Ces neufs mois vont passer vite, j’essaie d’en profiter. Prendre le temps de masser tous les soirs ce ventre qui commence à se tendre doucement, prendre quelques photos. On a choisi les prénoms et j’ai déjà presque terminé le dessin du faire-part de naissance. J’ai l’intime intuition que c’est un garçon. Petit à petit se construit un avenir nouveau et je savoure cette découverte à la fois magique et mystérieuse d’un être qui devient de plus en plus « autre ». La métamorphose qu’est la grossesse est un processus tellement troublant, une sorte de rêverie intérieure si intime et immense à la fois. C’est dingue les changements que cet état opère sur mon corps, les chamboulements qu’il provoque dans mon esprit. Bouleversements desquels émerge petit à petit la projection imaginaire de mon bébé à naitre… que j’aime déjà tant.

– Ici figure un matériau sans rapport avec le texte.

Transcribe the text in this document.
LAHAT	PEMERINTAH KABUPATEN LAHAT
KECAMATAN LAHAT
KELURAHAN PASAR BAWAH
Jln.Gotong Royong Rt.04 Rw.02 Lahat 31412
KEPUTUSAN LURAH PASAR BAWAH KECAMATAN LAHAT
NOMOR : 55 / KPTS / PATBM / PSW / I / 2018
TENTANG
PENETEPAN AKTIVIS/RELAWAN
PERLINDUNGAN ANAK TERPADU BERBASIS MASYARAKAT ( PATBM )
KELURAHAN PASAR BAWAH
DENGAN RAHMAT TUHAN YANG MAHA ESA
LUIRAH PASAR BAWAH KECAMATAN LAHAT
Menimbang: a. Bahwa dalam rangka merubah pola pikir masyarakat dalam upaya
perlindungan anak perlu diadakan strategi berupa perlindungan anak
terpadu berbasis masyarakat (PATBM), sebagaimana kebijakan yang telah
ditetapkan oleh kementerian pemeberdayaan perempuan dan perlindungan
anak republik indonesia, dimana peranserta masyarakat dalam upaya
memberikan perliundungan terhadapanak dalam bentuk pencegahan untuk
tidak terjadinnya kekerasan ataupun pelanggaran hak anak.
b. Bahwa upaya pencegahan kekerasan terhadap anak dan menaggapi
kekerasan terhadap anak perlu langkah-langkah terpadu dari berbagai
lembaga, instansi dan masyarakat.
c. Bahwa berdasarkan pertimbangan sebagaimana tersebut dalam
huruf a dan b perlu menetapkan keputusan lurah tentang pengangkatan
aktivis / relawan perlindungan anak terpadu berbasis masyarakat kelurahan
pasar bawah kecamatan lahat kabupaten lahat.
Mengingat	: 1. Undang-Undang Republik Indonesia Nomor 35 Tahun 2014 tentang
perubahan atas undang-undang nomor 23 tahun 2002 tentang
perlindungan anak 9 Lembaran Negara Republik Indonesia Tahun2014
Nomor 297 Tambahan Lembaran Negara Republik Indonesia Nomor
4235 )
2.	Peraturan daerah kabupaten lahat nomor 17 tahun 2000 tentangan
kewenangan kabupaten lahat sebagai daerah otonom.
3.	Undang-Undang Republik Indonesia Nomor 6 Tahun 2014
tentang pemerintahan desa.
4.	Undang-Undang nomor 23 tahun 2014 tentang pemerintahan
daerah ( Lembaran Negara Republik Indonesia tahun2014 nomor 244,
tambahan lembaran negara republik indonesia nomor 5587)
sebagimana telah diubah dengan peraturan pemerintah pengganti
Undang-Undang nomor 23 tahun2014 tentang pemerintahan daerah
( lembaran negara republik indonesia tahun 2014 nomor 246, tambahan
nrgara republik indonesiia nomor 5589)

Le plus étonnant dans une grossesse, c’est de se sentir partagée en permanence entre deux états d’être. Puissance et vulnérabilité, légèreté et abattement, force et fragilité, plénitude et désespoir, rires et larmes, confiance et incertitudes, plaisirs et tourments. Un cheminement paradoxal à l’issue duquel a lieu la plus merveilleuse des rencontres, mais qui est aussi une forme de séparation. L’équilibre dans tout ça ? Un amour inconditionnel.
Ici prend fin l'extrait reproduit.